Alman basınında Cumhurbaşkanı Recep Tayyip Erdoğan'ın hem iç hem de dış politikada zor durumda olduğuna işaret ediliyor.
Deutsche Welle Türkçe’nin aktardığına göre, Maas'ın Pazartesi günü Türkiye'ye yaptığı çalışma ziyareti Alman basınında yorum sütunlarına taşınan konular arasında. Maas ve Türk mevkidaşı Mevlüt Çavuşoğlu, görüşme sonrası düzenledikleri basın toplantısında gerilimlerle geçen 2020'nin ardından 2021'e yapıcı diyaloğa dayalı olumlu gündemin hakim olmasını istediklerini vurguladı.
Frankfurter Allgemeine Zeitung (FAZ), Maas'ın Türkiye'nin Oruç Reis sondaj gemisini Doğu Akdeniz'e göndermesi üzerine iptal ettiği Türkiye gezisini şimdi yaptığına dikkat çekerek Alman hükümetinin Türkiye ile AB arasındaki ilişkileri yeniden düzeltmeye çalıştığını belirtiyor:
"Son dönemde Brüksel ile Ankara arasında diplomatik çabalar yeniden yoğunlaştı. Çavuşoğlu Perşembe günü AB Dış İlişkiler ve Güvenlik Politikası Yüksek Temsilcisi Josep Borrell ile görüşmek için Brüksel'e gidiyor. Bu ay içinde AB Komisyonu Başkanı Ursula von der Leyen ve AB Konseyi Başkanı Charles Michel'in Türkiye'yi ziyaret etmesi bekleniyor.

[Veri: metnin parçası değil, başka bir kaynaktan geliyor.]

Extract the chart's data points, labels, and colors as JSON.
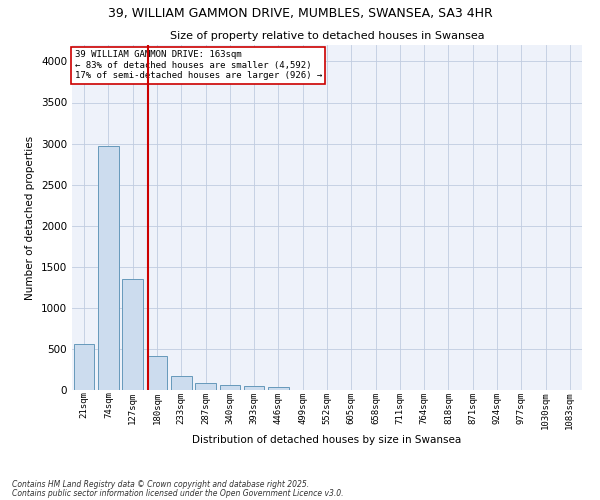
{
  "title_line1": "39, WILLIAM GAMMON DRIVE, MUMBLES, SWANSEA, SA3 4HR",
  "title_line2": "Size of property relative to detached houses in Swansea",
  "xlabel": "Distribution of detached houses by size in Swansea",
  "ylabel": "Number of detached properties",
  "annotation_line1": "39 WILLIAM GAMMON DRIVE: 163sqm",
  "annotation_line2": "← 83% of detached houses are smaller (4,592)",
  "annotation_line3": "17% of semi-detached houses are larger (926) →",
  "bar_color": "#ccdcee",
  "bar_edge_color": "#6699bb",
  "vline_color": "#cc0000",
  "background_color": "#eef2fa",
  "grid_color": "#c0cce0",
  "categories": [
    "21sqm",
    "74sqm",
    "127sqm",
    "180sqm",
    "233sqm",
    "287sqm",
    "340sqm",
    "393sqm",
    "446sqm",
    "499sqm",
    "552sqm",
    "605sqm",
    "658sqm",
    "711sqm",
    "764sqm",
    "818sqm",
    "871sqm",
    "924sqm",
    "977sqm",
    "1030sqm",
    "1083sqm"
  ],
  "values": [
    560,
    2970,
    1350,
    420,
    165,
    90,
    60,
    45,
    35,
    0,
    0,
    0,
    0,
    0,
    0,
    0,
    0,
    0,
    0,
    0,
    0
  ],
  "ylim": [
    0,
    4200
  ],
  "yticks": [
    0,
    500,
    1000,
    1500,
    2000,
    2500,
    3000,
    3500,
    4000
  ],
  "vline_x_index": 2.62,
  "footnote_line1": "Contains HM Land Registry data © Crown copyright and database right 2025.",
  "footnote_line2": "Contains public sector information licensed under the Open Government Licence v3.0."
}
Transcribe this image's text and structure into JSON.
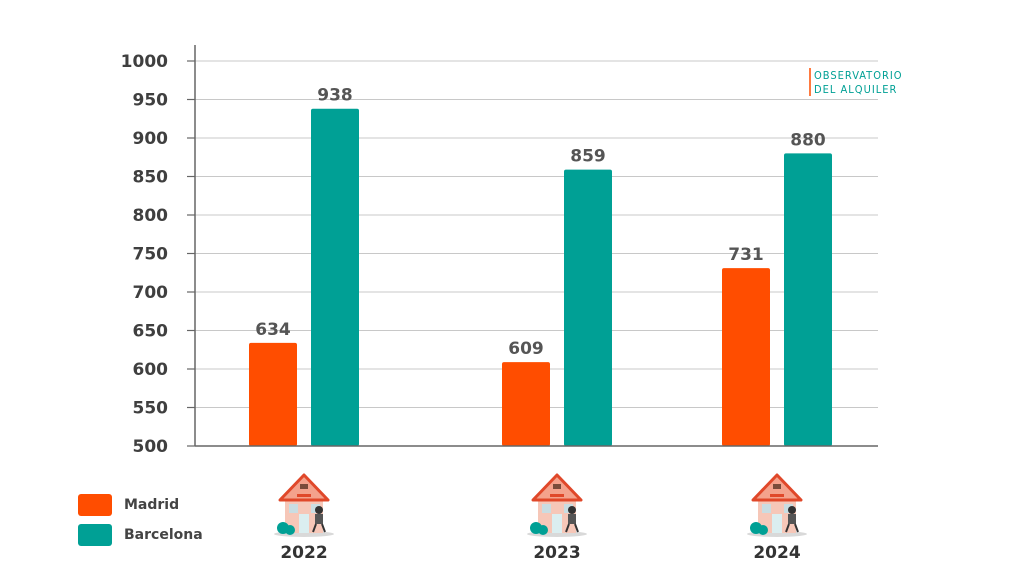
{
  "chart_data": {
    "type": "bar",
    "categories": [
      "2022",
      "2023",
      "2024"
    ],
    "series": [
      {
        "name": "Madrid",
        "values": [
          634,
          609,
          731
        ]
      },
      {
        "name": "Barcelona",
        "values": [
          938,
          859,
          880
        ]
      }
    ],
    "title": "",
    "xlabel": "",
    "ylabel": "",
    "ylim": [
      500,
      1000
    ],
    "yticks": [
      500,
      550,
      600,
      650,
      700,
      750,
      800,
      850,
      900,
      950,
      1000
    ],
    "grid": true,
    "legend_position": "bottom-left"
  },
  "colors": {
    "madrid": "#ff4d00",
    "barcelona": "#00a095"
  },
  "watermark": {
    "line1": "OBSERVATORIO",
    "line2": "DEL ALQUILER"
  },
  "icons": {
    "category_icon": "house-with-burglar-icon"
  }
}
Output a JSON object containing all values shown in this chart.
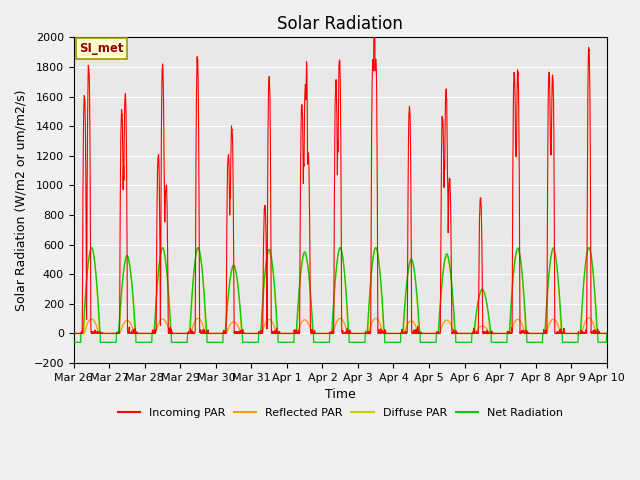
{
  "title": "Solar Radiation",
  "ylabel": "Solar Radiation (W/m2 or um/m2/s)",
  "xlabel": "Time",
  "ylim": [
    -200,
    2000
  ],
  "yticks": [
    -200,
    0,
    200,
    400,
    600,
    800,
    1000,
    1200,
    1400,
    1600,
    1800,
    2000
  ],
  "date_labels": [
    "Mar 26",
    "Mar 27",
    "Mar 28",
    "Mar 29",
    "Mar 30",
    "Mar 31",
    "Apr 1",
    "Apr 2",
    "Apr 3",
    "Apr 4",
    "Apr 5",
    "Apr 6",
    "Apr 7",
    "Apr 8",
    "Apr 9",
    "Apr 10"
  ],
  "annotation": "SI_met",
  "annotation_bg": "#ffffcc",
  "annotation_border": "#999900",
  "colors": {
    "incoming": "#ff0000",
    "reflected": "#ff9900",
    "diffuse": "#cccc00",
    "net": "#00cc00"
  },
  "legend_labels": [
    "Incoming PAR",
    "Reflected PAR",
    "Diffuse PAR",
    "Net Radiation"
  ],
  "plot_bg": "#e8e8e8",
  "title_fontsize": 12,
  "label_fontsize": 9,
  "tick_fontsize": 8
}
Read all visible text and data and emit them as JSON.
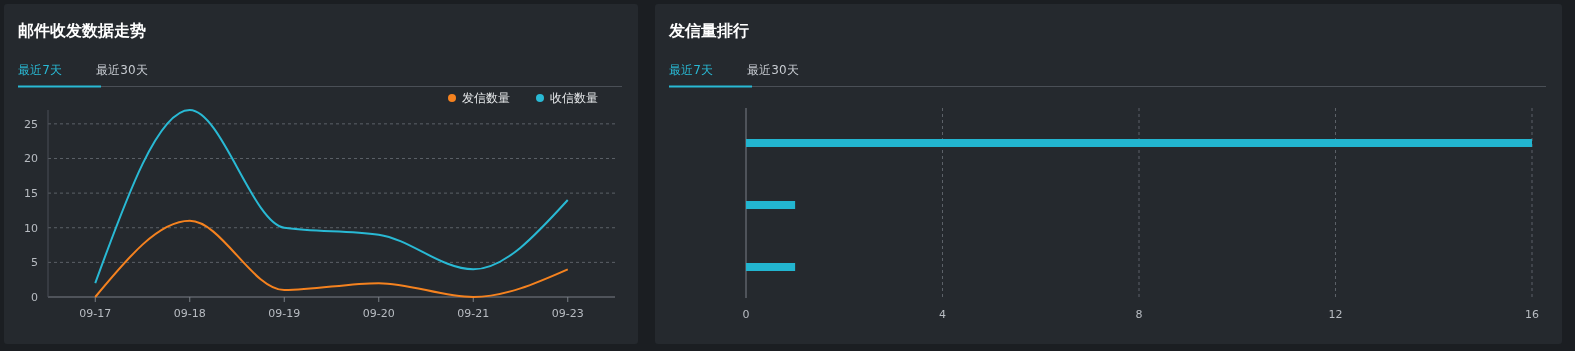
{
  "chart_data": [
    {
      "type": "line",
      "title": "邮件收发数据走势",
      "annotations": [
        "最近7天",
        "最近30天"
      ],
      "categories": [
        "09-17",
        "09-18",
        "09-19",
        "09-20",
        "09-21",
        "09-23"
      ],
      "series": [
        {
          "name": "发信数量",
          "color": "#f5821f",
          "values": [
            0,
            11,
            1,
            2,
            0,
            4
          ]
        },
        {
          "name": "收信数量",
          "color": "#29b9d4",
          "values": [
            2,
            27,
            10,
            9,
            4,
            14
          ]
        }
      ],
      "ylim": [
        0,
        27
      ],
      "yticks": [
        0,
        5,
        10,
        15,
        20,
        25
      ],
      "grid": "y",
      "legend": "top right"
    },
    {
      "type": "bar",
      "title": "发信量排行",
      "annotations": [
        "最近7天",
        "最近30天"
      ],
      "orientation": "horizontal",
      "categories": [
        null,
        null,
        null
      ],
      "values": [
        16,
        1,
        1
      ],
      "color": "#22b5d0",
      "xlim": [
        0,
        16
      ],
      "xticks": [
        0,
        4,
        8,
        12,
        16
      ],
      "grid": "x"
    }
  ]
}
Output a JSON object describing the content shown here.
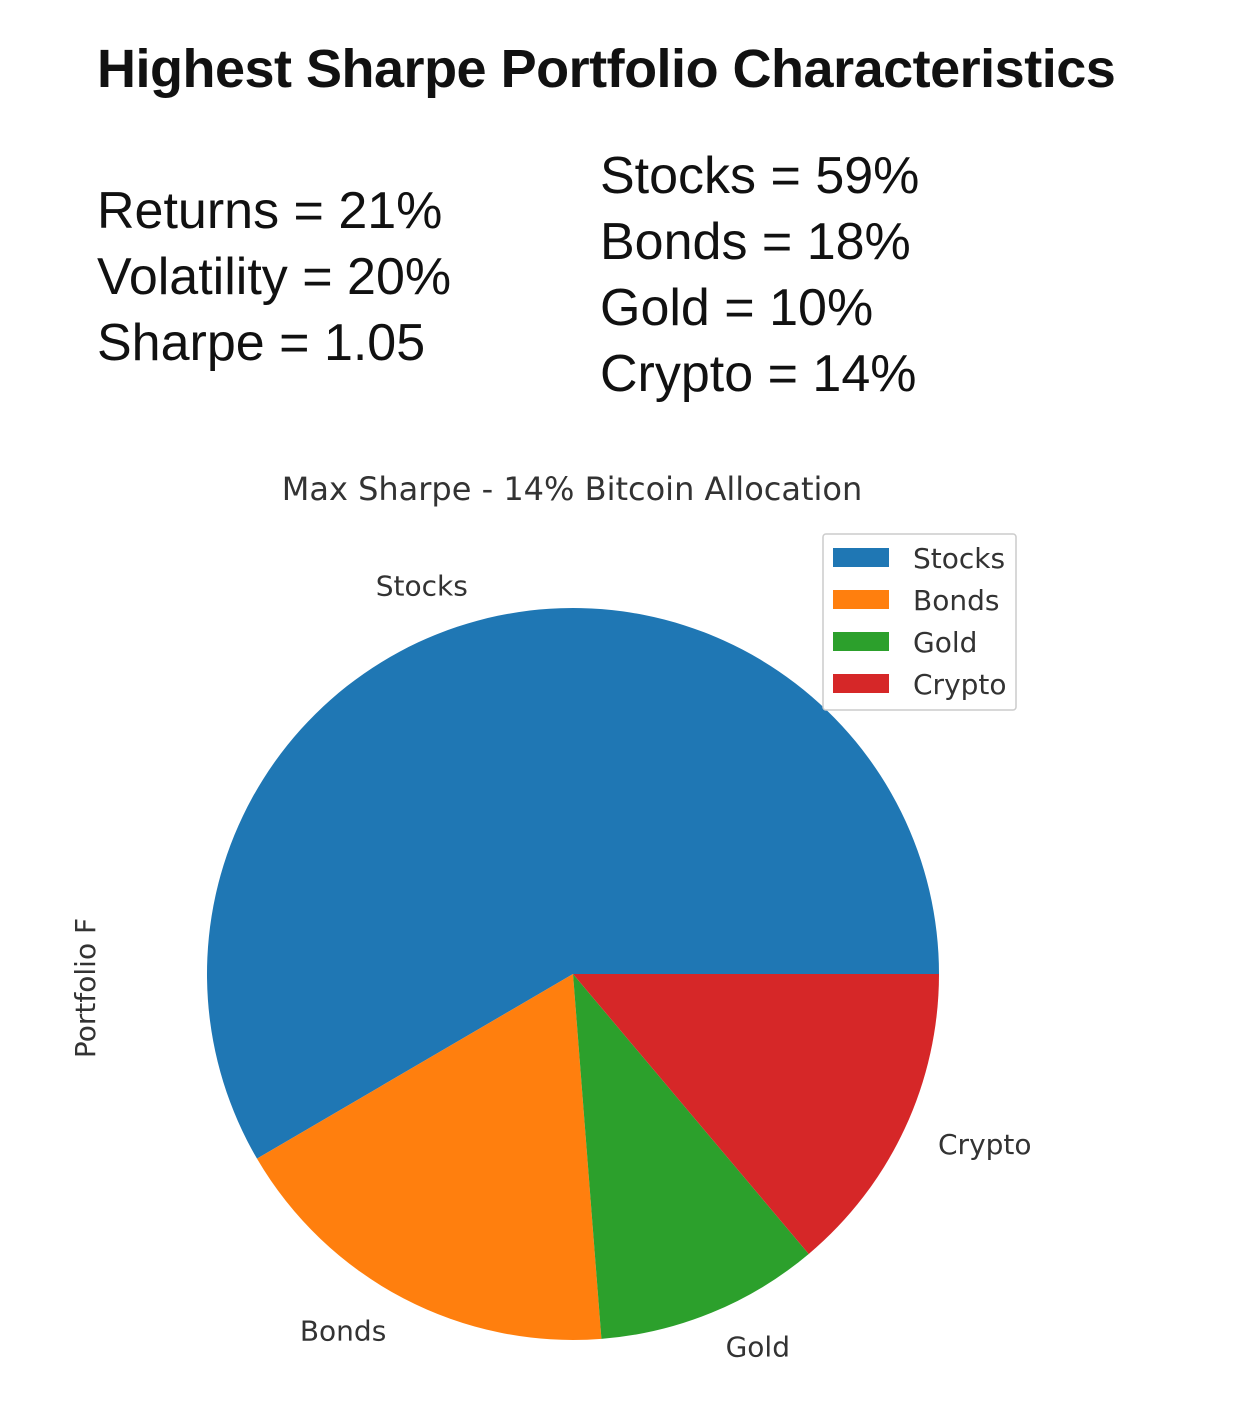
{
  "header": {
    "title": "Highest Sharpe Portfolio Characteristics"
  },
  "metrics": [
    "Returns = 21%",
    "Volatility = 20%",
    "Sharpe = 1.05"
  ],
  "allocation_text": [
    "Stocks = 59%",
    "Bonds = 18%",
    "Gold = 10%",
    "Crypto = 14%"
  ],
  "chart_data": {
    "type": "pie",
    "title": "Max Sharpe - 14% Bitcoin Allocation",
    "ylabel": "Portfolio F",
    "xlabel": "",
    "categories": [
      "Stocks",
      "Bonds",
      "Gold",
      "Crypto"
    ],
    "values": [
      59,
      18,
      10,
      14
    ],
    "colors": [
      "#1f77b4",
      "#ff7f0e",
      "#2ca02c",
      "#d62728"
    ],
    "start_angle_deg": 0,
    "direction": "counterclockwise",
    "legend": {
      "position": "upper-right",
      "entries": [
        "Stocks",
        "Bonds",
        "Gold",
        "Crypto"
      ]
    }
  }
}
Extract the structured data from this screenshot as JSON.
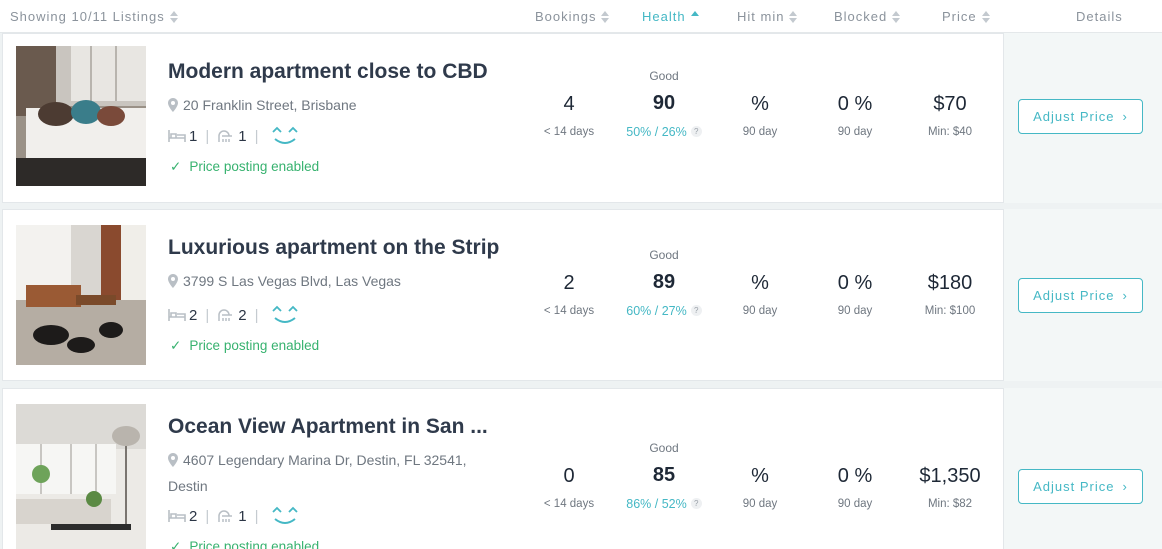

Önümüzdeki hafta Türkiye ile Yunanistan arasında istikşafi görüşmelere yeniden başlanacak…
Maas'ın Ankara ziyareti bu yıl koronavirüs salgını koşullarına rağmen yaptığı üçüncü yurt dışı seyahati. Diplomatik girişimler aynı zamanda ABD'de göreve gelecek yeni yönetime de bir sinyal. Koalisyon partilerinden birçok dış politikacı müstakbel Başkan Joe Biden'a daha aktif bir dış politikada partner olma, Almanya ve AB'ye doğrudan etki edecek bölgelerdeki anlaşmazlıklarla ciddi bir şekilde ilgilenme sözü verdi."
Süddeutsche Zeitung'un (SZ) yorumunda ise şu satırlar yer alıyor:
"Siyasette kamuoyu hafızasının ne kadar zayıf olduğu, Avrupa'nın Türkiye ile ilişkilerinde kendini gösteriyor. Türkiye Cumhurbaşkanı Recep Tayyip Erdoğan bir zamanlar, ülkesini hızlıca AB'ye sokmak isteyen örnek Avrupalı olarak görülüyordu. 2000'lerin başlarıydı.
Ardından korku saçan bir varlığa dönüştü. Ortadoğu'da savaşlar yürütüyor, Hamas ve Müslüman Kardeşler'e sempati gösteriyor, komşuları Yunanistan ve Kıbrıs ile anlaşmazlıkta Doğu Akdeniz'de savaş gemileriyle güç gösterisinde bulunuyor. Kendi ülkesinde giderek daha baskıcı bir iktidar yürütüyor, hukukun üstünlüğü giderek zayıflıyor, Türkiye hatta Avrupa mahkemelerinin bağlayıcı kararlarını görmezden geliyor. Şimdi Ankara'daki adam AB ile yeniden yakınlaşmaya bel bağlamış durumda…
Ankara'daki rota değişikliğinde Erdoğan'ın baskı altında olması da rol oynasa gerek. Ekonomik durum içler acısı, stagflasyondan (resesyon ve enflasyon) söz ediliyor. Para rezervleri tükeniyor, yabancı yatırımcı sıkıntısı çekiliyor. Halk artan fiyatlar nedeniyle yakında homurdanmaya başlayabilir. Diğer yandan ABD'de Donald Trump'ın başkanlığı sona eriyor. Halefi Joe Biden ile Erdoğan'ın işi zor olabilir.
S400'ler nedeniyle kararlaştırılan Amerikan yaptırımlarını Biden hızlıca yürürlüğe sokabilir. Biden Erdoğan'ı Obama dönemindeki başkan yardımcılığı görevinden tanıyor. 2020 başında yaptığı bir açıklamada Erdoğan'ın iktidardan gitmesini istediğini belirtmiş, ancak bunun 'darbe değil seçimler yoluyla olması gerektiğini' söylemişti. Tüm bunlar Erdoğan'a etrafında dost aramak için yeterli neden sunuyor."